We set up what looked like an endless row of mini fields. Scrimmaging took a while to get going, and we had to make rule adjustments as we went, such as no hands on the mark for the littlest kids and no stall count for the intermediate group.
As an organizer, I always get nervous and worry that players aren’t enjoying themselves. I checked in constantly with girls to see if they wanted to keep scrimmaging, or if they’d rather play a game or learn a new skill.
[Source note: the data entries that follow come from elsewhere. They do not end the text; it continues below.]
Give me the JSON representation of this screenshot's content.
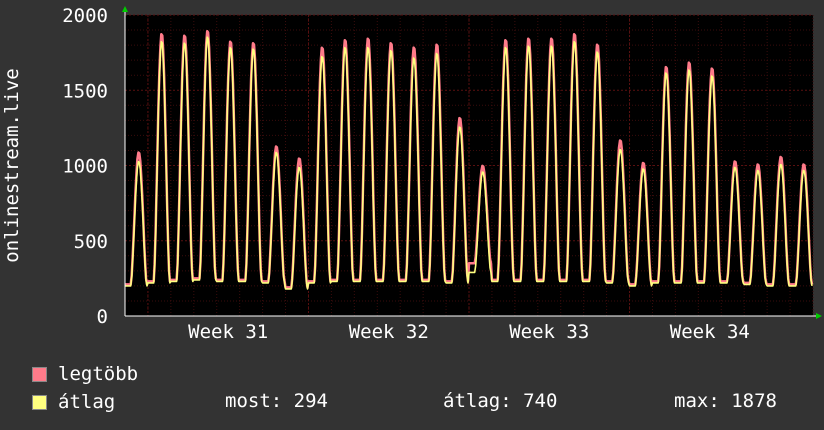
{
  "chart_data": {
    "type": "line",
    "ylabel": "onlinestream.live",
    "ylim": [
      0,
      2000
    ],
    "yticks": [
      0,
      500,
      1000,
      1500,
      2000
    ],
    "xticks": [
      "Week 31",
      "Week 32",
      "Week 33",
      "Week 34"
    ],
    "grid": true,
    "colors": {
      "background": "#333333",
      "plot_bg": "#000000",
      "grid": "#5a1010",
      "axis": "#ffffff",
      "arrow": "#00cc00"
    },
    "series": [
      {
        "name": "legtöbb",
        "color": "#ff7b8a",
        "daily_peaks": [
          1090,
          1880,
          1870,
          1900,
          1830,
          1820,
          1130,
          1050,
          1790,
          1840,
          1850,
          1820,
          1790,
          1810,
          1320,
          1000,
          1840,
          1850,
          1850,
          1880,
          1810,
          1170,
          1020,
          1660,
          1690,
          1650,
          1030,
          1010,
          1060,
          1010
        ],
        "daily_mins": [
          210,
          230,
          240,
          250,
          240,
          240,
          230,
          190,
          230,
          240,
          240,
          240,
          240,
          240,
          230,
          350,
          240,
          240,
          240,
          240,
          240,
          230,
          210,
          230,
          230,
          230,
          230,
          220,
          210,
          210
        ]
      },
      {
        "name": "átlag",
        "color": "#ffff80",
        "daily_peaks": [
          1030,
          1830,
          1820,
          1860,
          1790,
          1780,
          1090,
          990,
          1730,
          1790,
          1790,
          1770,
          1720,
          1750,
          1260,
          960,
          1790,
          1800,
          1800,
          1830,
          1760,
          1110,
          980,
          1620,
          1640,
          1600,
          990,
          970,
          1010,
          970
        ],
        "daily_mins": [
          200,
          220,
          230,
          240,
          230,
          230,
          220,
          180,
          220,
          230,
          230,
          230,
          230,
          230,
          220,
          290,
          230,
          230,
          230,
          230,
          230,
          220,
          200,
          220,
          220,
          220,
          220,
          210,
          200,
          200
        ]
      }
    ]
  },
  "legend": [
    {
      "label": "legtöbb",
      "color": "#ff7b8a"
    },
    {
      "label": "átlag",
      "color": "#ffff80"
    }
  ],
  "stats": {
    "most": "most: 294",
    "atlag": "átlag: 740",
    "max": "max: 1878"
  }
}
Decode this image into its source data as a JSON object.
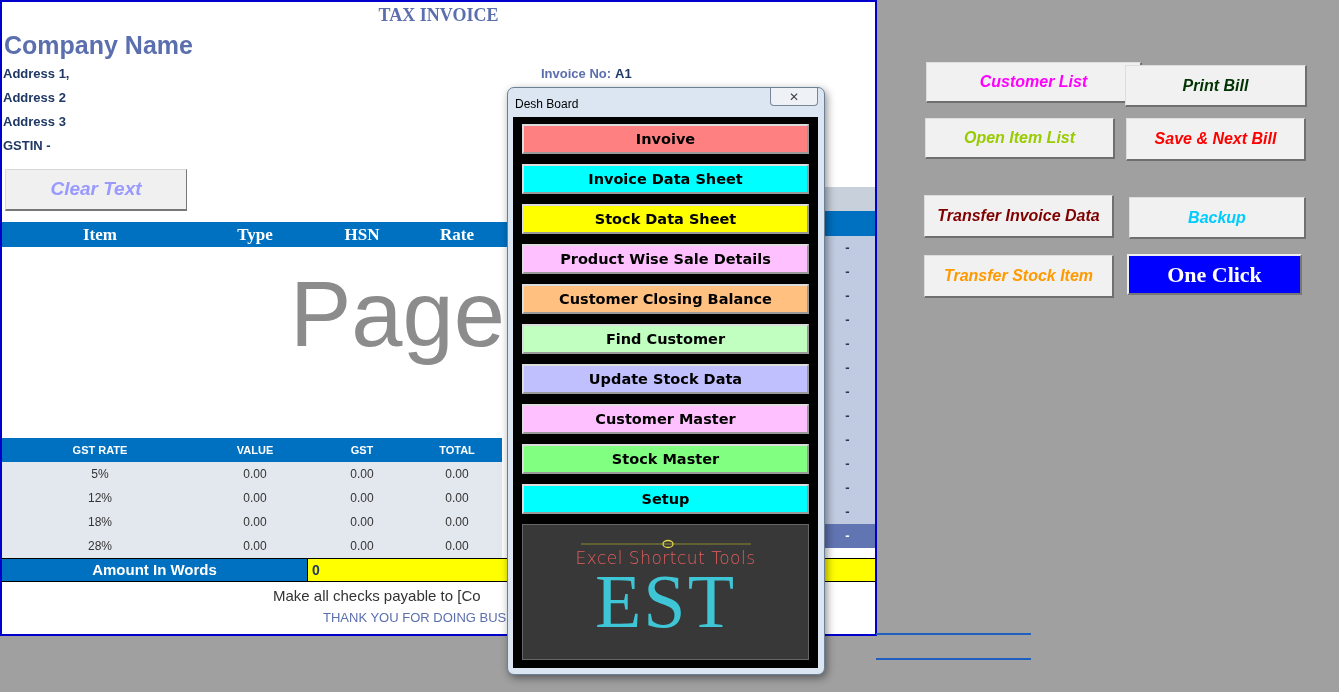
{
  "sheet": {
    "title": "TAX INVOICE",
    "company_name": "Company Name",
    "address_lines": [
      "Address 1,",
      "Address 2",
      "Address 3",
      "GSTIN -"
    ],
    "invoice_no_label": "Invoice No:",
    "invoice_no": "A1",
    "clear_button": "Clear Text",
    "items_header": [
      "Item",
      "Type",
      "HSN",
      "Rate"
    ],
    "watermark": "Page",
    "side_column": [
      {
        "text": "-",
        "highlighted": false
      },
      {
        "text": "-",
        "highlighted": false
      },
      {
        "text": "-",
        "highlighted": false
      },
      {
        "text": "-",
        "highlighted": false
      },
      {
        "text": "-",
        "highlighted": false
      },
      {
        "text": "-",
        "highlighted": false
      },
      {
        "text": "-",
        "highlighted": false
      },
      {
        "text": "-",
        "highlighted": false
      },
      {
        "text": "-",
        "highlighted": false
      },
      {
        "text": "-",
        "highlighted": false
      },
      {
        "text": "-",
        "highlighted": false
      },
      {
        "text": "-",
        "highlighted": false
      },
      {
        "text": "-",
        "highlighted": true
      }
    ],
    "gst_table": {
      "columns": [
        "GST RATE",
        "VALUE",
        "GST",
        "TOTAL"
      ],
      "rows": [
        [
          "5%",
          "0.00",
          "0.00",
          "0.00"
        ],
        [
          "12%",
          "0.00",
          "0.00",
          "0.00"
        ],
        [
          "18%",
          "0.00",
          "0.00",
          "0.00"
        ],
        [
          "28%",
          "0.00",
          "0.00",
          "0.00"
        ]
      ]
    },
    "amount_in_words": {
      "label": "Amount In Words",
      "value": "0"
    },
    "footer": [
      "Make all checks payable to [Co",
      "THANK YOU FOR DOING BUS"
    ]
  },
  "dialog": {
    "title": "Desh Board",
    "close": "✕",
    "buttons": [
      {
        "label": "Invoive",
        "color": "#ff8080"
      },
      {
        "label": "Invoice Data Sheet",
        "color": "#00ffff"
      },
      {
        "label": "Stock Data Sheet",
        "color": "#ffff00"
      },
      {
        "label": "Product Wise Sale Details",
        "color": "#ffc0ff"
      },
      {
        "label": "Customer Closing Balance",
        "color": "#ffc080"
      },
      {
        "label": "Find Customer",
        "color": "#c0ffc0"
      },
      {
        "label": "Update Stock Data",
        "color": "#c0c0ff"
      },
      {
        "label": "Customer Master",
        "color": "#ffc0ff"
      },
      {
        "label": "Stock Master",
        "color": "#80ff80"
      },
      {
        "label": "Setup",
        "color": "#00ffff"
      }
    ],
    "logo": {
      "tagline": "Excel Shortcut Tools",
      "mark": "EST"
    }
  },
  "buttons": [
    {
      "label": "Customer List",
      "kind": "outline",
      "color": "#ff00ff"
    },
    {
      "label": "Print Bill",
      "kind": "outline",
      "color": "#003300"
    },
    {
      "label": "Open Item List",
      "kind": "outline",
      "color": "#99cc00"
    },
    {
      "label": "Save & Next Bill",
      "kind": "outline",
      "color": "#ff0000"
    },
    {
      "label": "Transfer Invoice Data",
      "kind": "outline",
      "color": "#800000"
    },
    {
      "label": "Backup",
      "kind": "outline",
      "color": "#00ccff"
    },
    {
      "label": "Transfer Stock Item",
      "kind": "outline",
      "color": "#ff9900"
    },
    {
      "label": "One Click",
      "kind": "filled",
      "color": "#0000ff"
    }
  ]
}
Without failure, each girl exclaimed they just wanted to keep playing ultimate.
“It was an awesome day!!” commented a parent of one of the participants. “Thank you so much for everything you did to help make this happen!”
After the clinic finished, we handed out discs to be sure every girl present had one to practice with at home. We also signed autographs and took plenty of photos. Older youth club players who we met at the U.S. Open GUM Ball asked us about our season, while many girls stayed to scrimmage for what seemed like hours on end.
Sometimes in my own career – after a grueling practice or frustrating game – I forget this sport itself is just fun. Running and throwing and catching with your friends is fun. I watched the girls celebrating a goal or getting a D, and I was reminded of the pure love for the sport that was fostered in me at their age. I felt so glad that they had the resources and opportunities to grow into the sport like I did.